Congratulations on completely missing my point.
The point is that if best practices aren't followed on a mode of transport - ANY mode of transport - delays and inefficiencies arise. When poor operational practices result in an LRT line running slower than it could, you're all out here clamouring to have subways subways subways built everywhere instead, but when the same thing happens on the subway, you're all weirdly silent.
Call a spade a spade - admit that the GTA is no better at subway or bus operations than LRTs - or admit that you're letting your own bias against LRT colour your own perception and arguments. The double standards here are ASTONISHING. World class cities don't have oodles of slow zones that take months to remove, that weren't discovered until an entire line was shut down due to deferred maintenance.
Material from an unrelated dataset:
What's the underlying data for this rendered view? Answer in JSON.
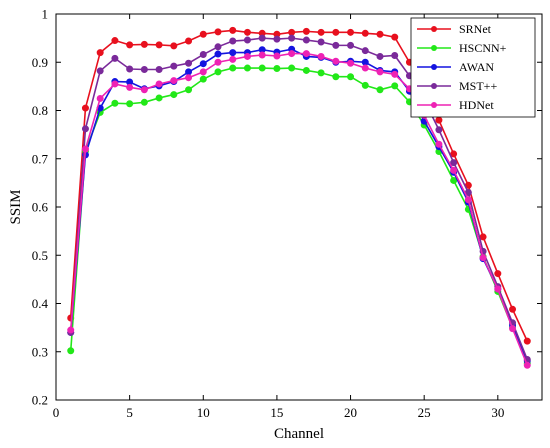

The fact that they've bungled the Finch implementation, and will no doubt do the same on Eglinton, is not a compelling argument to have subways on those corridors instead. It's a compelling argument to criticize the implementation and push for better practices, including traffic priority and higher allowed speeds. Especially Finch, which is perfectly suited for an LRT - if you told a European that you were proposing to build a subway on that corridor instead, they'd laugh in your face.
Also, even the slow zones have a higher average speed than any LRT, streetcar, or bus route.
What a load of bunk! Have you ever ridden a bus in the suburbs? Or an LRT in Europe? With the sole exception of the Yorkdale-Lawrence West slow zone, all of the reduced speed zones have a maximum speed between 15 and 25 km/h, which buses and European LRTs
routinely go faster than. Perhaps people would take your argument more seriously if you didn't make shit up in order to back your argument up.